The decision to squeeze Ukraine and to use street protests to attack American foreign policy may be an early indication that Dmitry Medvedev, the president-elect, intends to continue the course set by his mentor, President Vladimir Putin — who has reasserted his country's power abroad while keeping a tight grip on society at home.
Nearly final results showed that the 42-year-old Medvedev had received 70.2 percent of the vote, the head of the elections commission said Monday. Shortly after almost all the votes were counted, hundreds of young people marched through Moscow toward the U.S. embassy to criticize American policies in Kosovo, Iraq and the Muslim world.
While they toed the Kremlin line, Gazprom, the Russian gas monopoly, made good on a promise to reduce gas supplies to Ukraine. In addition to serving as first deputy prime minister, Medvedev is chairman of Gazprom.
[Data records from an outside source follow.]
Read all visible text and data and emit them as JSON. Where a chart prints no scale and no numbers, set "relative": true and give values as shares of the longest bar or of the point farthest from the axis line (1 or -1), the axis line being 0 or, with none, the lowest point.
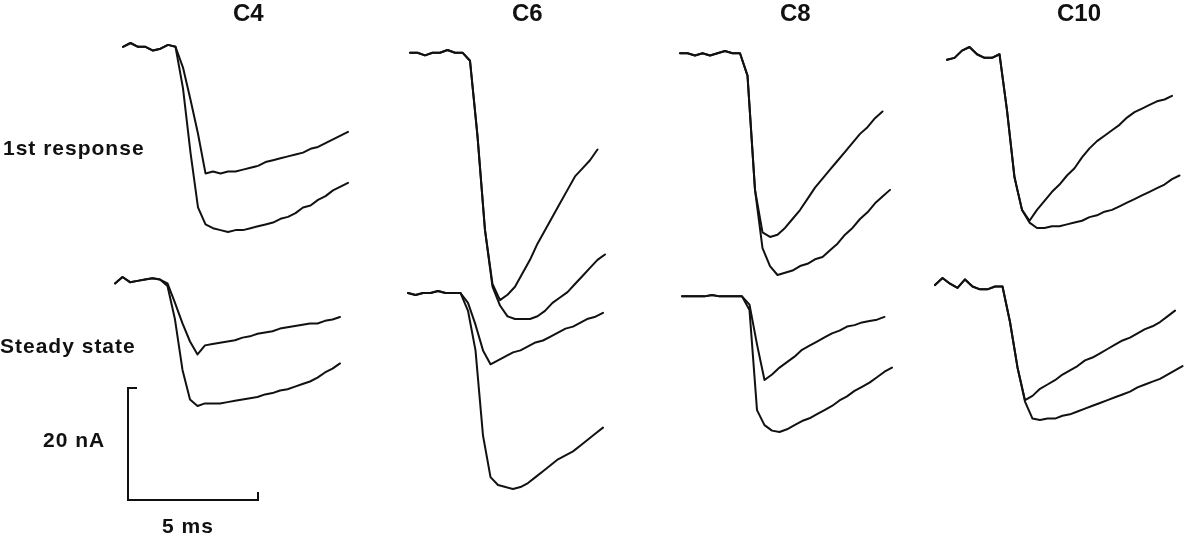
{
  "chart_data": [
    {
      "type": "line",
      "title": "C4",
      "ylabel": "1st response",
      "relative": true,
      "tick_labels": false,
      "categories": [
        null,
        null,
        null,
        null,
        null,
        null,
        null,
        null,
        null,
        null,
        null,
        null,
        null,
        null,
        null,
        null,
        null,
        null,
        null,
        null,
        null,
        null,
        null,
        null,
        null,
        null,
        null,
        null,
        null,
        null,
        null
      ],
      "series": [
        {
          "color": "#111111",
          "values": [
            0.98,
            1.0,
            0.98,
            0.98,
            0.96,
            0.97,
            0.99,
            0.98,
            0.87,
            0.7,
            0.52,
            0.31,
            0.32,
            0.31,
            0.32,
            0.32,
            0.33,
            0.34,
            0.35,
            0.37,
            0.38,
            0.39,
            0.4,
            0.41,
            0.42,
            0.44,
            0.45,
            0.47,
            0.49,
            0.51,
            0.53
          ]
        },
        {
          "color": "#111111",
          "values": [
            0.98,
            1.0,
            0.98,
            0.98,
            0.96,
            0.97,
            0.99,
            0.98,
            0.76,
            0.42,
            0.13,
            0.04,
            0.02,
            0.01,
            0.0,
            0.01,
            0.01,
            0.02,
            0.03,
            0.04,
            0.05,
            0.07,
            0.08,
            0.1,
            0.13,
            0.14,
            0.17,
            0.19,
            0.22,
            0.24,
            0.26
          ]
        }
      ]
    },
    {
      "type": "line",
      "title": "C6",
      "relative": true,
      "tick_labels": false,
      "categories": [
        null,
        null,
        null,
        null,
        null,
        null,
        null,
        null,
        null,
        null,
        null,
        null,
        null,
        null,
        null,
        null,
        null,
        null,
        null,
        null,
        null,
        null,
        null,
        null,
        null,
        null,
        null
      ],
      "series": [
        {
          "color": "#111111",
          "values": [
            0.99,
            0.99,
            0.98,
            0.99,
            0.99,
            1.0,
            0.99,
            0.99,
            0.96,
            0.68,
            0.33,
            0.13,
            0.07,
            0.09,
            0.12,
            0.17,
            0.22,
            0.28,
            0.33,
            0.38,
            0.43,
            0.48,
            0.53,
            0.56,
            0.59,
            0.63,
            null
          ]
        },
        {
          "color": "#111111",
          "values": [
            0.99,
            0.99,
            0.98,
            0.99,
            0.99,
            1.0,
            0.99,
            0.99,
            0.96,
            0.68,
            0.33,
            0.12,
            0.05,
            0.01,
            0.0,
            0.0,
            0.0,
            0.01,
            0.03,
            0.06,
            0.08,
            0.1,
            0.13,
            0.16,
            0.19,
            0.22,
            0.24
          ]
        }
      ]
    },
    {
      "type": "line",
      "title": "C8",
      "relative": true,
      "tick_labels": false,
      "categories": [
        null,
        null,
        null,
        null,
        null,
        null,
        null,
        null,
        null,
        null,
        null,
        null,
        null,
        null,
        null,
        null,
        null,
        null,
        null,
        null,
        null,
        null,
        null,
        null,
        null,
        null,
        null,
        null,
        null
      ],
      "series": [
        {
          "color": "#111111",
          "values": [
            0.99,
            0.99,
            0.98,
            0.99,
            0.98,
            0.99,
            1.0,
            0.99,
            0.99,
            0.89,
            0.38,
            0.19,
            0.17,
            0.18,
            0.21,
            0.25,
            0.29,
            0.34,
            0.39,
            0.43,
            0.47,
            0.51,
            0.55,
            0.59,
            0.63,
            0.66,
            0.7,
            0.73,
            null
          ]
        },
        {
          "color": "#111111",
          "values": [
            0.99,
            0.99,
            0.98,
            0.99,
            0.98,
            0.99,
            1.0,
            0.99,
            0.99,
            0.89,
            0.38,
            0.12,
            0.04,
            0.0,
            0.01,
            0.02,
            0.04,
            0.05,
            0.07,
            0.08,
            0.11,
            0.14,
            0.18,
            0.21,
            0.25,
            0.28,
            0.32,
            0.35,
            0.38
          ]
        }
      ]
    },
    {
      "type": "line",
      "title": "C10",
      "relative": true,
      "tick_labels": false,
      "categories": [
        null,
        null,
        null,
        null,
        null,
        null,
        null,
        null,
        null,
        null,
        null,
        null,
        null,
        null,
        null,
        null,
        null,
        null,
        null,
        null,
        null,
        null,
        null,
        null,
        null,
        null,
        null,
        null,
        null,
        null,
        null,
        null
      ],
      "series": [
        {
          "color": "#111111",
          "values": [
            0.93,
            0.94,
            0.98,
            1.0,
            0.96,
            0.94,
            0.94,
            0.96,
            0.65,
            0.28,
            0.1,
            0.04,
            0.1,
            0.15,
            0.2,
            0.24,
            0.29,
            0.33,
            0.39,
            0.44,
            0.48,
            0.51,
            0.54,
            0.57,
            0.61,
            0.64,
            0.66,
            0.68,
            0.7,
            0.71,
            0.73,
            null
          ]
        },
        {
          "color": "#111111",
          "values": [
            0.93,
            0.94,
            0.98,
            1.0,
            0.96,
            0.94,
            0.94,
            0.96,
            0.65,
            0.28,
            0.1,
            0.03,
            0.0,
            0.0,
            0.01,
            0.01,
            0.02,
            0.03,
            0.04,
            0.06,
            0.07,
            0.09,
            0.1,
            0.12,
            0.14,
            0.16,
            0.18,
            0.2,
            0.22,
            0.24,
            0.27,
            0.29
          ]
        }
      ]
    },
    {
      "type": "line",
      "ylabel": "Steady state",
      "relative": true,
      "tick_labels": false,
      "annotations": [
        "20 nA",
        "5 ms"
      ],
      "categories": [
        null,
        null,
        null,
        null,
        null,
        null,
        null,
        null,
        null,
        null,
        null,
        null,
        null,
        null,
        null,
        null,
        null,
        null,
        null,
        null,
        null,
        null,
        null,
        null,
        null,
        null,
        null,
        null,
        null,
        null,
        null
      ],
      "series": [
        {
          "color": "#111111",
          "values": [
            0.95,
            1.0,
            0.96,
            0.97,
            0.98,
            0.99,
            0.98,
            0.95,
            0.8,
            0.64,
            0.5,
            0.4,
            0.47,
            0.48,
            0.49,
            0.5,
            0.51,
            0.53,
            0.54,
            0.56,
            0.57,
            0.58,
            0.6,
            0.61,
            0.62,
            0.63,
            0.64,
            0.64,
            0.66,
            0.67,
            0.69
          ]
        },
        {
          "color": "#111111",
          "values": [
            0.95,
            1.0,
            0.96,
            0.97,
            0.98,
            0.99,
            0.98,
            0.93,
            0.67,
            0.28,
            0.05,
            0.0,
            0.02,
            0.02,
            0.02,
            0.03,
            0.04,
            0.05,
            0.06,
            0.07,
            0.09,
            0.1,
            0.12,
            0.13,
            0.15,
            0.17,
            0.19,
            0.22,
            0.26,
            0.29,
            0.33
          ]
        }
      ]
    },
    {
      "type": "line",
      "relative": true,
      "tick_labels": false,
      "categories": [
        null,
        null,
        null,
        null,
        null,
        null,
        null,
        null,
        null,
        null,
        null,
        null,
        null,
        null,
        null,
        null,
        null,
        null,
        null,
        null,
        null,
        null,
        null,
        null,
        null,
        null,
        null
      ],
      "series": [
        {
          "color": "#111111",
          "values": [
            0.99,
            0.98,
            0.99,
            0.99,
            1.0,
            0.99,
            0.99,
            0.99,
            0.94,
            0.83,
            0.7,
            0.63,
            0.65,
            0.67,
            0.69,
            0.7,
            0.72,
            0.74,
            0.75,
            0.77,
            0.79,
            0.81,
            0.82,
            0.84,
            0.86,
            0.87,
            0.89
          ]
        },
        {
          "color": "#111111",
          "values": [
            0.99,
            0.98,
            0.99,
            0.99,
            1.0,
            0.99,
            0.99,
            0.99,
            0.9,
            0.7,
            0.27,
            0.06,
            0.02,
            0.01,
            0.0,
            0.01,
            0.03,
            0.06,
            0.09,
            0.12,
            0.15,
            0.17,
            0.19,
            0.22,
            0.25,
            0.28,
            0.31
          ]
        }
      ]
    },
    {
      "type": "line",
      "relative": true,
      "tick_labels": false,
      "categories": [
        null,
        null,
        null,
        null,
        null,
        null,
        null,
        null,
        null,
        null,
        null,
        null,
        null,
        null,
        null,
        null,
        null,
        null,
        null,
        null,
        null,
        null,
        null,
        null,
        null,
        null,
        null,
        null,
        null
      ],
      "series": [
        {
          "color": "#111111",
          "values": [
            0.99,
            0.99,
            0.99,
            0.99,
            1.0,
            0.99,
            0.99,
            0.99,
            0.99,
            0.93,
            0.64,
            0.38,
            0.42,
            0.47,
            0.51,
            0.55,
            0.6,
            0.63,
            0.66,
            0.69,
            0.72,
            0.74,
            0.77,
            0.78,
            0.8,
            0.81,
            0.82,
            0.84,
            null
          ]
        },
        {
          "color": "#111111",
          "values": [
            0.99,
            0.99,
            0.99,
            0.99,
            1.0,
            0.99,
            0.99,
            0.99,
            0.99,
            0.89,
            0.16,
            0.05,
            0.01,
            0.0,
            0.02,
            0.05,
            0.08,
            0.1,
            0.13,
            0.16,
            0.19,
            0.23,
            0.26,
            0.3,
            0.33,
            0.36,
            0.4,
            0.44,
            0.47
          ]
        }
      ]
    },
    {
      "type": "line",
      "relative": true,
      "tick_labels": false,
      "categories": [
        null,
        null,
        null,
        null,
        null,
        null,
        null,
        null,
        null,
        null,
        null,
        null,
        null,
        null,
        null,
        null,
        null,
        null,
        null,
        null,
        null,
        null,
        null,
        null,
        null,
        null,
        null,
        null,
        null,
        null,
        null,
        null,
        null,
        null
      ],
      "series": [
        {
          "color": "#111111",
          "values": [
            0.95,
            1.0,
            0.96,
            0.93,
            0.99,
            0.94,
            0.92,
            0.92,
            0.94,
            0.94,
            0.69,
            0.37,
            0.14,
            0.17,
            0.22,
            0.25,
            0.28,
            0.32,
            0.35,
            0.38,
            0.42,
            0.44,
            0.47,
            0.5,
            0.53,
            0.56,
            0.58,
            0.61,
            0.64,
            0.66,
            0.69,
            0.73,
            0.77,
            null
          ]
        },
        {
          "color": "#111111",
          "values": [
            0.95,
            1.0,
            0.96,
            0.93,
            0.99,
            0.94,
            0.92,
            0.92,
            0.94,
            0.94,
            0.69,
            0.37,
            0.13,
            0.01,
            0.0,
            0.01,
            0.01,
            0.03,
            0.04,
            0.06,
            0.08,
            0.1,
            0.12,
            0.14,
            0.16,
            0.18,
            0.2,
            0.23,
            0.25,
            0.27,
            0.29,
            0.32,
            0.35,
            0.38
          ]
        }
      ]
    }
  ]
}
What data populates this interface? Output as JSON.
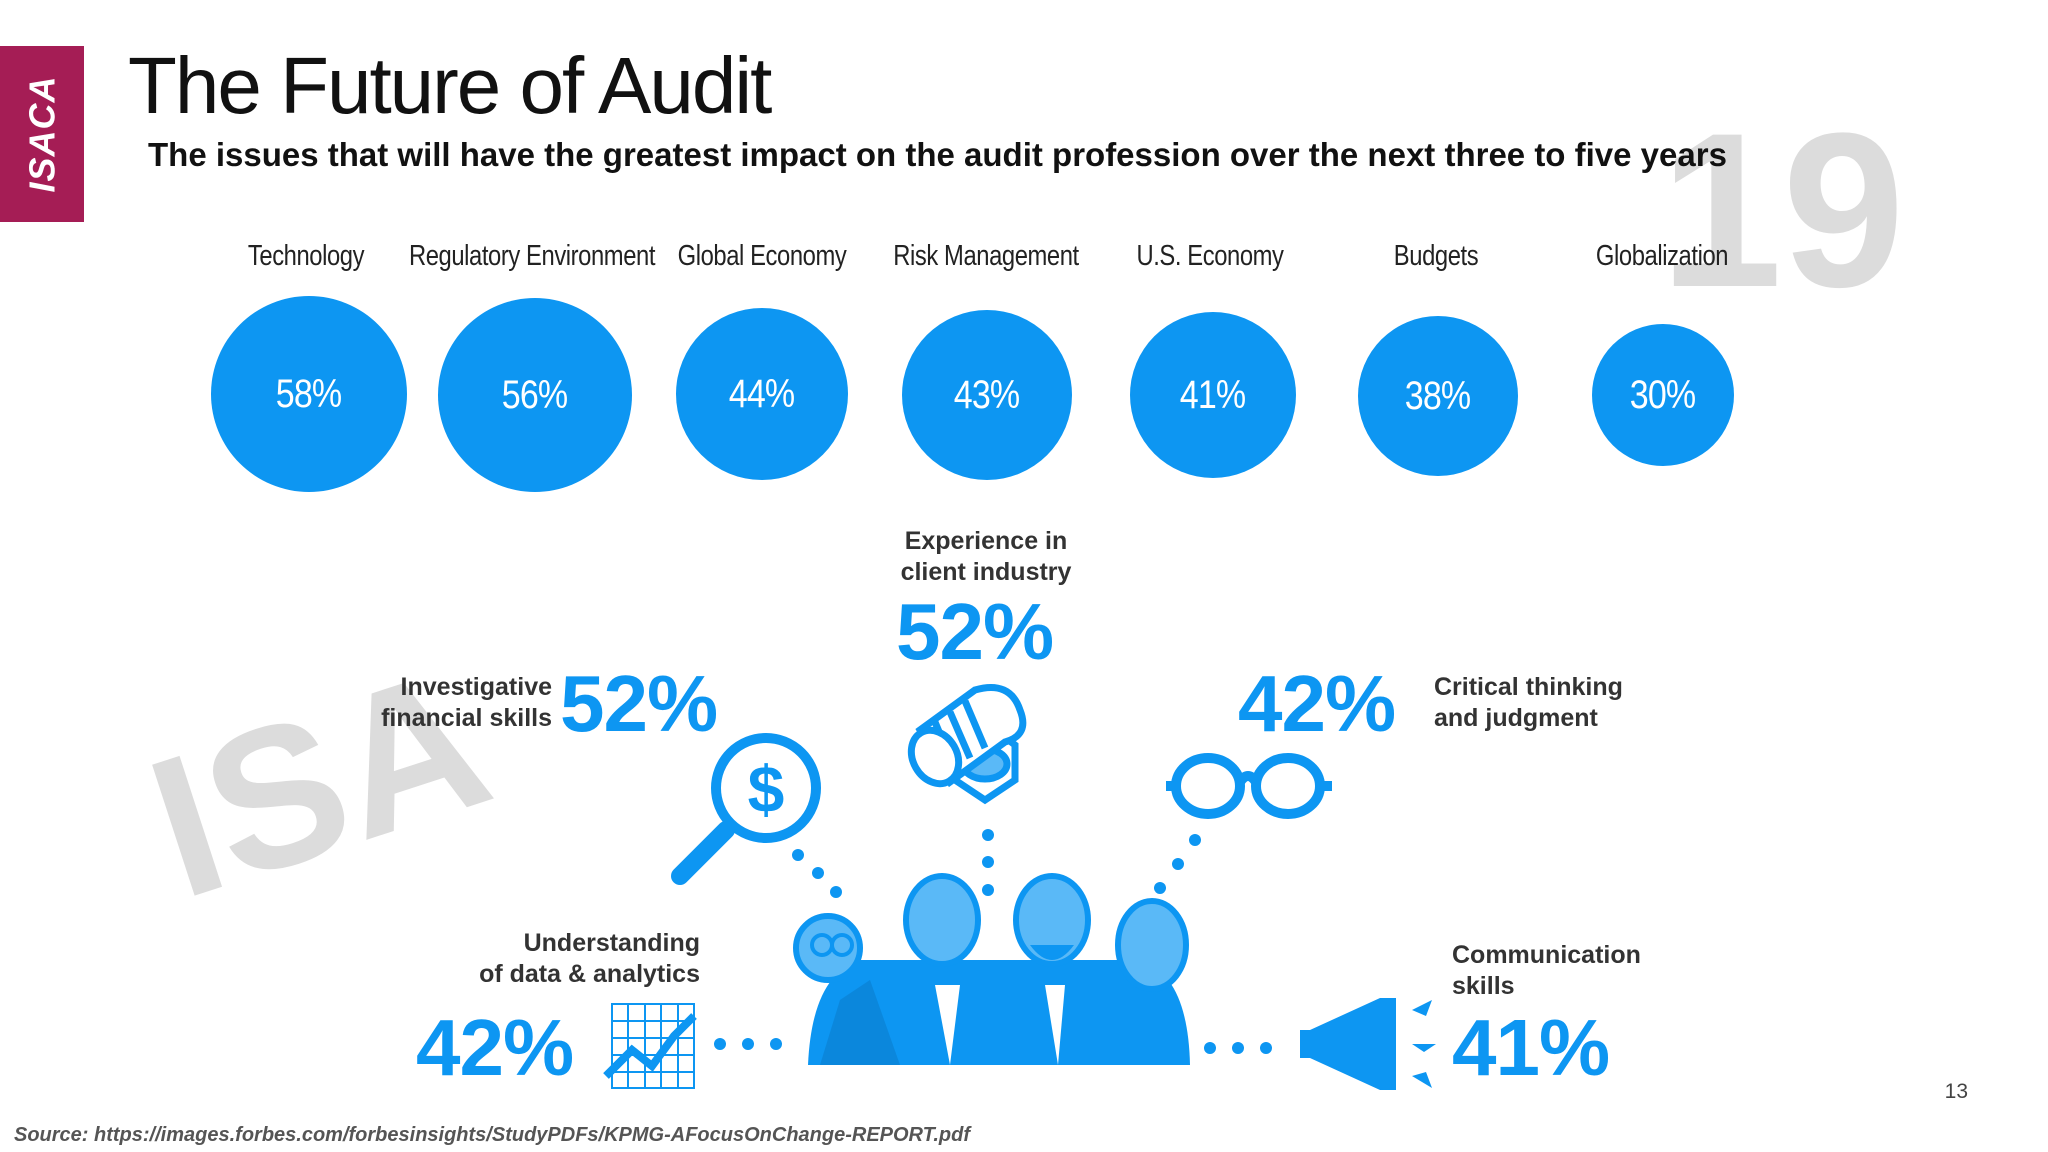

Russia says the dispute over natural gas with Ukraine is strictly a financial one, a result of the alleged nonpayment by Ukraine for past gas deliveries. But the timing of the cutoff suggests a possible deeper motive: telling the world that despite his purported liberal leanings, Medvedev plans to rule with a firm hand — one perhaps guided by Putin himself.
The last time Russia cut gas supplies to Ukraine was in January 2006 in a move widely seen as punishment for the Orange Revolution that blocked a Kremlin-backed candidate from gaining Ukraine's presidency. Since then, Russia has expressed continuing anger over Ukraine's attempts to join NATO and forge stronger links with the European Union.
Chris Weafer, chief strategist for UralSib investment bank, said Medvedev may have been motivated by the need to appear tough in the face of Russia's dispute with Ukraine over gas payments.
"He found himself in that situation," Weafer said. "He didn't want to be seen as backing down."
Meanwhile, election observers from the Parliamentary Assembly of the Council of Europe, said today that unequal access to the media called into question the fairness of the vote.